Pratiques douteuses, préconisations discutables, doublure privée préférée à l’administration publique, c’est un rapport du Sénat qui dénonce, je cite, ce « phénomène tentaculaire » et « l’influence croissante des cabinets de conseils sur les politiques publiques ».

Et j’insiste sur ce mot « influence »… car tout est dans tout ce mot « influence »…

Un conseil est-il un don ?

Ce que révèle cette affaire (au-delà du scandale des impôts) : c’est ce soupçon qui plane sur chaque conseil donné, sur l’idée même de conseil : entre le conseil et l’influence, voire la manipulation, y a-t-il une différence ?
Un conseil ne peut-il être qu’un conseil, à savoir un avis désintéressé sur ce qui doit être fait ou pas ? Ou se joue-t-il toujours qqch de plus ?

« Ceux qui ambitionnent d’acquérir les bonnes grâces d’un prince ont ordinairement coutume de lui offrir, en l’abordant, des chevaux, des armes, des pièces de drap d’or… Mais je n’ai trouvé, dans tout ce qui m’appartient, rien qui me soit plus cher ni plus précieux que la connaissance des actions des hommes élevés en pouvoir ».

C’est ainsi que s’ouvre Le Prince de Machiavel, poursuivant cette longue tradition (née dans l’Antiquité), mais désormais connue sous forme de PowerPoint : les conseils aux chefs politiques.

Ce qui est bien avec Machiavel, c’est qu’au moins, les choses sont claires.

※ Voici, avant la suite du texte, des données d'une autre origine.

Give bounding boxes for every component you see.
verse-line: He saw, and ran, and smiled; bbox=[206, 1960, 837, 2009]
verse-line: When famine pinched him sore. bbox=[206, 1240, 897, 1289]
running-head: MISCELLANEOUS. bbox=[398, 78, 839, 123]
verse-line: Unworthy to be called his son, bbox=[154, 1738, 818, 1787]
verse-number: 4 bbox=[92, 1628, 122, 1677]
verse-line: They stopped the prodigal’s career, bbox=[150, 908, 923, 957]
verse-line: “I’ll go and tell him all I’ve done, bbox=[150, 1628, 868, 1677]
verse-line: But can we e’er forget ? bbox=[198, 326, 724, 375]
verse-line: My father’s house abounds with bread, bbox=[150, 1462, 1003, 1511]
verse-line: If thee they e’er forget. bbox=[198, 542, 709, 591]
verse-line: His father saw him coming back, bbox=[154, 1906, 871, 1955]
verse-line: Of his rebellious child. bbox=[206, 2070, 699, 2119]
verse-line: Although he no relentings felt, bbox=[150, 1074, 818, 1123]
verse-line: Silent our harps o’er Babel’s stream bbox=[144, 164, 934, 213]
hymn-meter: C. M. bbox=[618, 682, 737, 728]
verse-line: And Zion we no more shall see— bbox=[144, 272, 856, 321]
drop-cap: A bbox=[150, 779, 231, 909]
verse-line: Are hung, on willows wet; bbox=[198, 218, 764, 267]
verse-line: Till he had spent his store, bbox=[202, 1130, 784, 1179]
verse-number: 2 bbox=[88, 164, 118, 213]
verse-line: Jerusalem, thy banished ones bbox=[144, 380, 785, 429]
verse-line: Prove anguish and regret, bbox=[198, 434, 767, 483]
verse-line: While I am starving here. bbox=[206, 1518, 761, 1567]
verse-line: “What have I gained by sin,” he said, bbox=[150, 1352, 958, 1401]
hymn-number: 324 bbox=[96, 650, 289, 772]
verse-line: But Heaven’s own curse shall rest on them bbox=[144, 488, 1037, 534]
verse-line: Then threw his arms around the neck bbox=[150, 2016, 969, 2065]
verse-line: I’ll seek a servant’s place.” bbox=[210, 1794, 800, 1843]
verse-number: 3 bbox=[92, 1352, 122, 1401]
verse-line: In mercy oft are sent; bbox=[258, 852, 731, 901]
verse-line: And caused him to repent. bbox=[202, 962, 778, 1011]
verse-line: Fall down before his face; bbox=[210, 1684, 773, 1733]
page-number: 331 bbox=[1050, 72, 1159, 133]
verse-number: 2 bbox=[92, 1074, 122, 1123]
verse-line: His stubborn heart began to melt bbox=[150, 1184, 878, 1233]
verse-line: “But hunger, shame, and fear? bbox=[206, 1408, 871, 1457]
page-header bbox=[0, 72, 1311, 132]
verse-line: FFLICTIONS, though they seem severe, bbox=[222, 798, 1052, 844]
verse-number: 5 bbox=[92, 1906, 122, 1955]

Il n’est pas du tout désintéressé : il veut, comme plein d’autres, acquérir les bonnes grâces du prince.

Ce qui est bien, donc, c’est qu’il souligne le paradoxe du conseil : il n’est jamais qu’un simple avis, donné, mais il est toujours en attente d’un retour, de qqch en plus, d’un gain. Paradoxalement, donc, un conseil a autant un intérêt pour la personne conseillée que pour le conseiller lui-même.

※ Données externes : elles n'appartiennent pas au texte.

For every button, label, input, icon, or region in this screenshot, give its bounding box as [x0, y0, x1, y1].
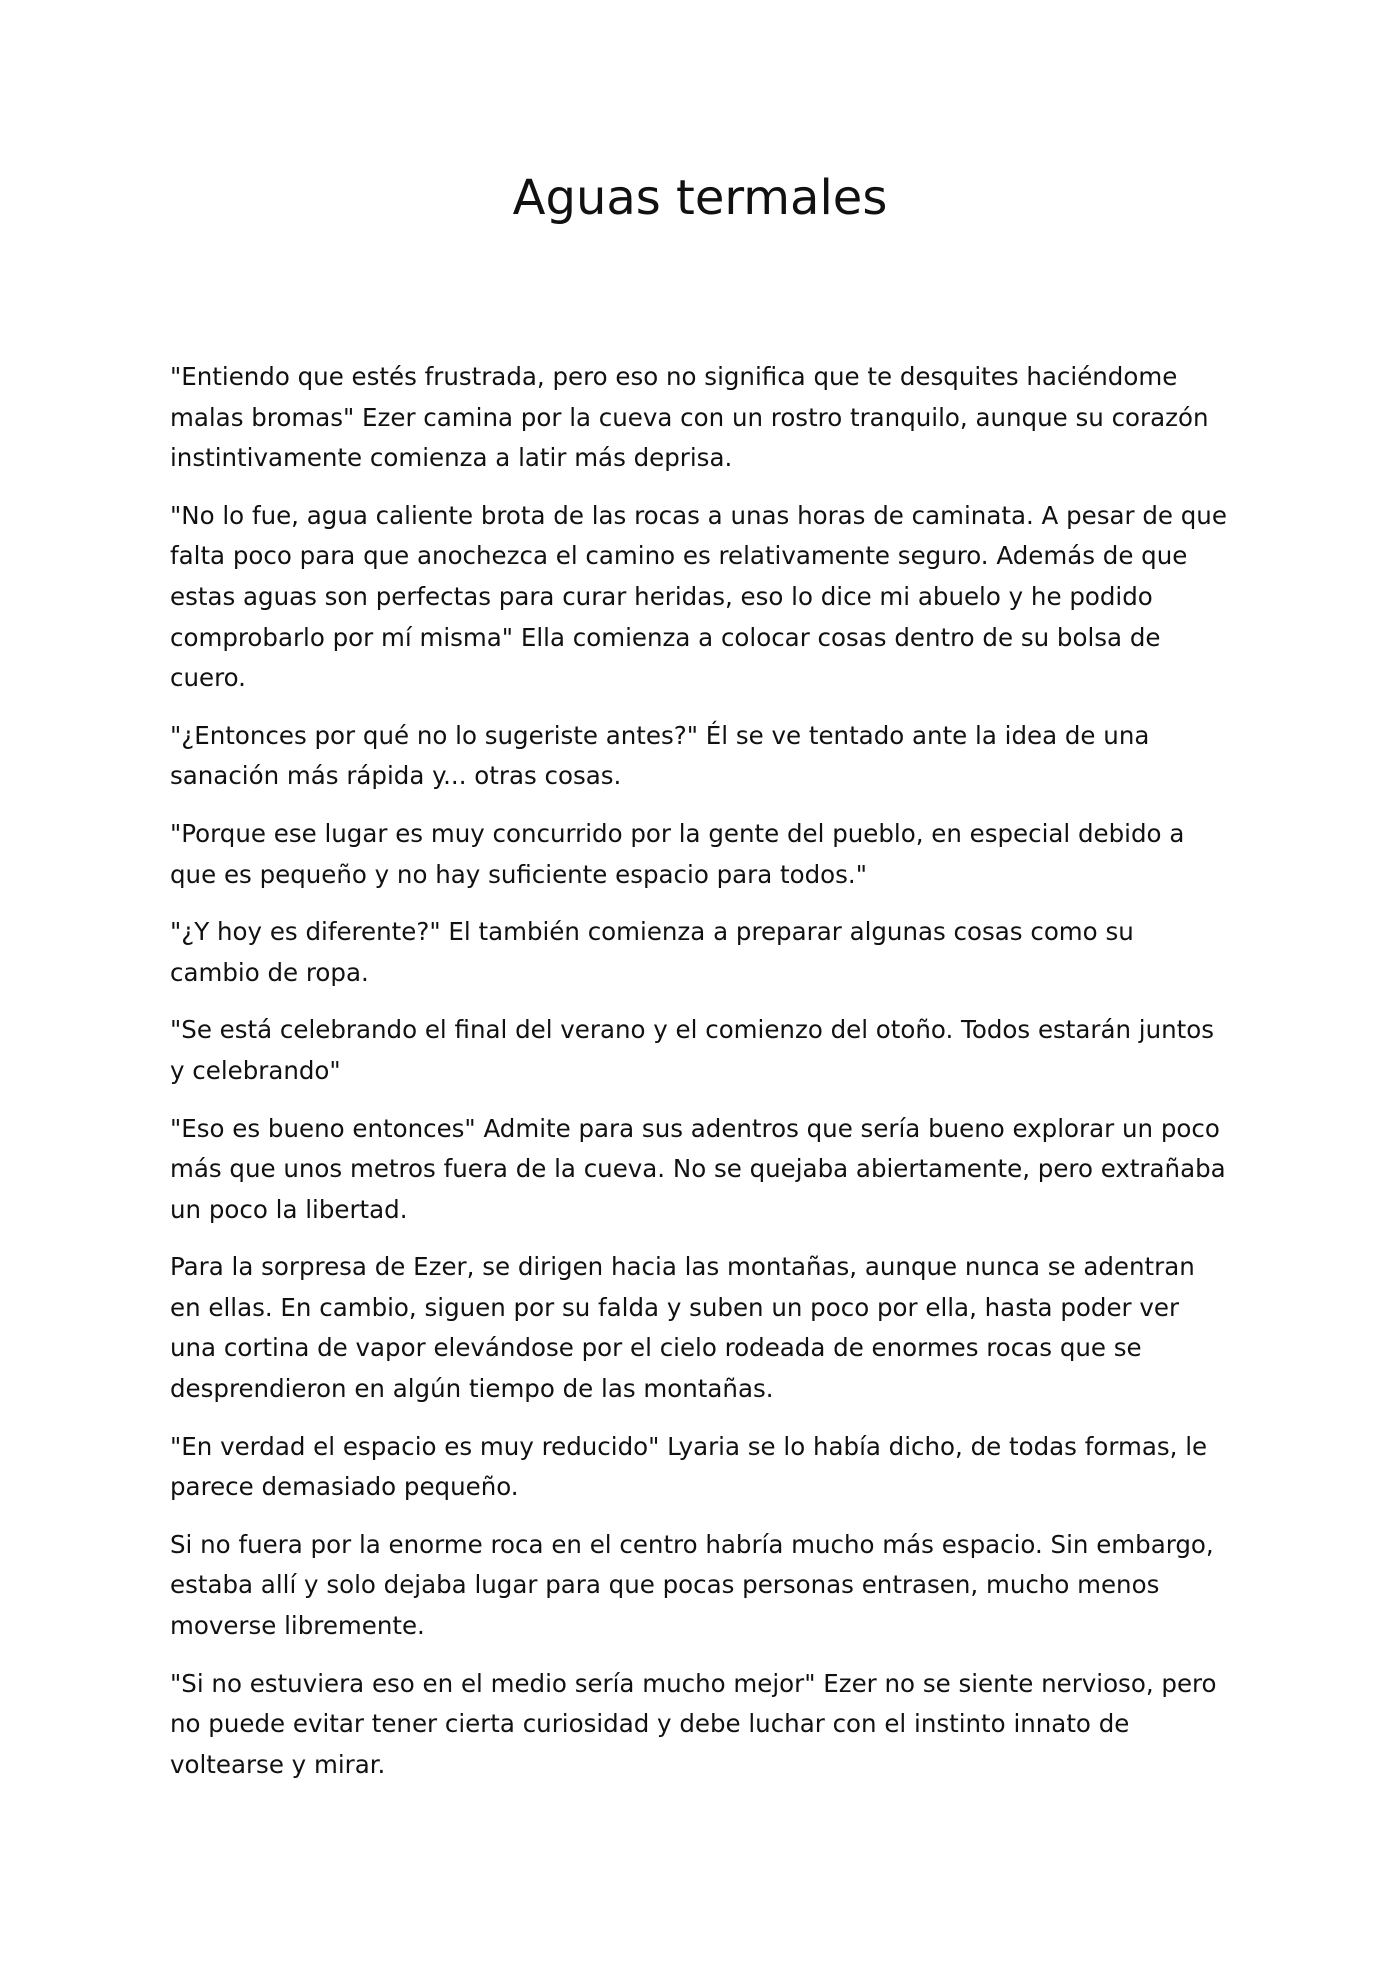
document-title: Aguas termales	[512, 170, 888, 226]
paragraph-10: Si no fuera por la enorme roca en el centro habría mucho más espacio. Sin embargo, estaba allí y solo dejaba lugar para que pocas personas entrasen, mucho menos moverse libremente.	[170, 1529, 1214, 1641]
paragraph-11: "Si no estuviera eso en el medio sería mucho mejor" Ezer no se siente nervioso, pero no puede evitar tener cierta curiosidad y debe luchar con el instinto innato de voltearse y mirar.	[170, 1668, 1217, 1779]
paragraph-4: "Porque ese lugar es muy concurrido por la gente del pueblo, en especial debido a que es pequeño y no hay suficiente espacio para todos."	[170, 818, 1185, 889]
paragraph-2: "No lo fue, agua caliente brota de las rocas a unas horas de caminata. A pesar de que falta poco para que anochezca el camino es relativamente seguro. Además de que estas aguas son perfectas para curar heridas, eso lo dice mi abuelo y he podido comprobarlo por mí misma" Ella comienza a colocar cosas dentro de su bolsa de cuero.	[170, 500, 1227, 693]
paragraph-9: "En verdad el espacio es muy reducido" Lyaria se lo había dicho, de todas formas, le parece demasiado pequeño.	[170, 1431, 1208, 1502]
document-body	[170, 357, 1230, 1802]
paragraph-6: "Se está celebrando el final del verano y el comienzo del otoño. Todos estarán juntos y celebrando"	[170, 1015, 1215, 1085]
paragraph-8: Para la sorpresa de Ezer, se dirigen hacia las montañas, aunque nunca se adentran en ellas. En cambio, siguen por su falda y suben un poco por ella, hasta poder ver una cortina de vapor elevándose por el cielo rodeada de enormes rocas que se desprendieron en algún tiempo de las montañas.	[170, 1252, 1195, 1404]
paragraph-1: "Entiendo que estés frustrada, pero eso no significa que te desquites haciéndome malas bromas" Ezer camina por la cueva con un rostro tranquilo, aunque su corazón instintivamente comienza a latir más deprisa.	[170, 362, 1209, 473]
paragraph-7: "Eso es bueno entonces" Admite para sus adentros que sería bueno explorar un poco más que unos metros fuera de la cueva. No se quejaba abiertamente, pero extrañaba un poco la libertad.	[170, 1113, 1226, 1224]
paragraph-5: "¿Y hoy es diferente?" El también comienza a preparar algunas cosas como su cambio de ropa.	[170, 917, 1134, 987]
paragraph-3: "¿Entonces por qué no lo sugeriste antes?" Él se ve tentado ante la idea de una sanación más rápida y... otras cosas.	[170, 720, 1150, 791]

De quoi devenir paranoïaque

Machiavel n’était pas payé des millions et pas sûre que les notes produites par McKinsey deviennent un classique de la philosophie (quoiqu’elles ont déjà marqué l’Histoire avec la gestion du Covid).

Mais ce qui est clair aussi, c’est que, dans les deux cas et malgré leur différence, apparaît bien ce problème du conseil : ce n’est pas seulement qu’il n’est jamais gratuit et qu’il a toujours ce fonds intéressé, et ça, malgré son côté « coup de main » sympa…

C’est que son intention est toujours trouble, de quoi devenir paranoïaque : mais qu’attend en fait cette personne qui me conseille ? Qu’a-t-elle à y gagner ? Le fait-elle pour moi ou pour elle ? Par goût du pouvoir, de la domination, pour sa réputation ou la reconnaissance ?

Et cette question, ces doutes, dépassent largement le cadre du conseil politique, ou tarifé : peut-on véritablement délivrer un conseil sans rien en attendre ? Vraiment rien ? Un conseil pur existe-t-il ?

Je ne sais pas ce que va advenir cette affaire McKinsey… mais je sais que certains conseils ont parfois de quoi nous scandaliser.